Joe Montana Piles on Developers of San Francisco’s Leaning Tower

SAN FRANCISCO (CN) – The developers of San Francisco’s leaning Millennium Tower have been hit with another lawsuit, this one lobbed by four-time Super Bowl champion Joe Montana.

In the latest of two dozen lawsuits over the sinking and shifting luxury building, Montana claims the developers knew as early as 2008, when the high-rise was finished, that it was settling faster than anticipated.

The 58-story tower has sunk at least 16 inches and is tilting to the northwest by 6 inches at the top, according to the May 4 complaint in Superior Court.

Montana and his wife Jennifer say they “engaged in extensive promotional work” for the developers from 2010 to 2015, yet did not learn about the structural problems until 2016.

As part of an initial lease agreement, and then a reduced purchase price, the Montanas made several promotional appearances, and let the developers use their names and likenesses on sales materials. They want out of the sales and promotional agreements, and damages and punitive damages for breach of contract, bad faith, misrepresentation, concealment, inverse condemnation, nuisance, rescission and non-disclosure of material facts.

The building is so out of whack, the Montanas say, their home is “unmarketable, valueless, and uninhabitable.”

“The interior surfaces of the Montanas’ unit are off-level and the fit and finish of the unit are in disrepair due to the total and differential settlement of the Tower,” according to the complaint.

The Millennium Tower was built using a concrete slab with piles driven into sand and mud-fill, rather than bedrock, the complaint states.

It says the defendant Millennium Partners I and its principals and associates knew the building was settling, but failed to notify residents of the potentially dangerous situation.

There is no spokesperson for the developers, according to the Millennium Tower business office.

The Transbay Joint Powers Authority is also a defendant, as the Montanas repeat allegations from previous lawsuits that the government agency’s construction of a major transportation hub next door to the residential tower “caused and/or contributed to settlement issues at the Tower.”

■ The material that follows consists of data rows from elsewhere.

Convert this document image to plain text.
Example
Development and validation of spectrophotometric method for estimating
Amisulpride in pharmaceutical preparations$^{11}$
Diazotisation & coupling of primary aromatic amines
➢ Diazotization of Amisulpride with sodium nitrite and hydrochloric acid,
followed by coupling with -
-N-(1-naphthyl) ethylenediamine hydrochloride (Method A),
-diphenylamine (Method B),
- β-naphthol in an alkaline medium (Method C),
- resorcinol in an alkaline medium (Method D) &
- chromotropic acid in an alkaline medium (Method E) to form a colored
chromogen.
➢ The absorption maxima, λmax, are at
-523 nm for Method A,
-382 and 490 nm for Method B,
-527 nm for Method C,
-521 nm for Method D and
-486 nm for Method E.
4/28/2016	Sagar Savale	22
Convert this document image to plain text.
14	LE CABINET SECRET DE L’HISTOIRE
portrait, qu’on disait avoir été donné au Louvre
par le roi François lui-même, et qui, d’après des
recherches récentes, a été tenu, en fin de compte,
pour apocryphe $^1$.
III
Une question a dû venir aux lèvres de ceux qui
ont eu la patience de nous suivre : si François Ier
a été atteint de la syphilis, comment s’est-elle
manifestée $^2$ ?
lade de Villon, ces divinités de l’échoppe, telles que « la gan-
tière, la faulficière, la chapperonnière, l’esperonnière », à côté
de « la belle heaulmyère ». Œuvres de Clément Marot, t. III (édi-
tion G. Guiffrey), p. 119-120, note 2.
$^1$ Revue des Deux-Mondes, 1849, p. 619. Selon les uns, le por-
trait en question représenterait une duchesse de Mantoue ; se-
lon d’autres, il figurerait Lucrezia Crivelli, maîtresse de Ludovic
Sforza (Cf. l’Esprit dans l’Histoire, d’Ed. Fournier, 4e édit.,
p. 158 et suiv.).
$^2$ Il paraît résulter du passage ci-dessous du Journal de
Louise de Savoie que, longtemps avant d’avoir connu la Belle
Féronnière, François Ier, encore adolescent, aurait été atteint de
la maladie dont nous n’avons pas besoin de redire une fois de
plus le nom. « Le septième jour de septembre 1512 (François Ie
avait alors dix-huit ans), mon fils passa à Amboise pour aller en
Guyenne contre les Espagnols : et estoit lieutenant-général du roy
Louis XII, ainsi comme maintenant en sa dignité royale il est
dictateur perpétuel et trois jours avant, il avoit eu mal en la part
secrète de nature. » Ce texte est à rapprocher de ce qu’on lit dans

The Montanas say that as early as 2009, the defendant San Francisco Department of Building Inspection contacted the developers with concerns about the foundation, but “SFDBI received cursory responses and failed to further inquire as to the potential impact and associated safety issues.”

They say the department rejected “strikingly similar” plans for a 52-story building in 2004 because of concerns about the adequacy of the foundation system.

“SFDBI, in fact, took steps to conceal said knowledge from the Tower’s owners and residents,” the complaint states.

The Montanas are represented by Robert Mezzetti II, of San Jose.

Montana, 60, won all four Super Bowls in which he appeared and was named MVP in three of them. Nicknamed Joe Cool, he holds a host of football records, including most Super Bowl passes without an interception — 122 — and the highest lifetime quarterback rating, 127.8.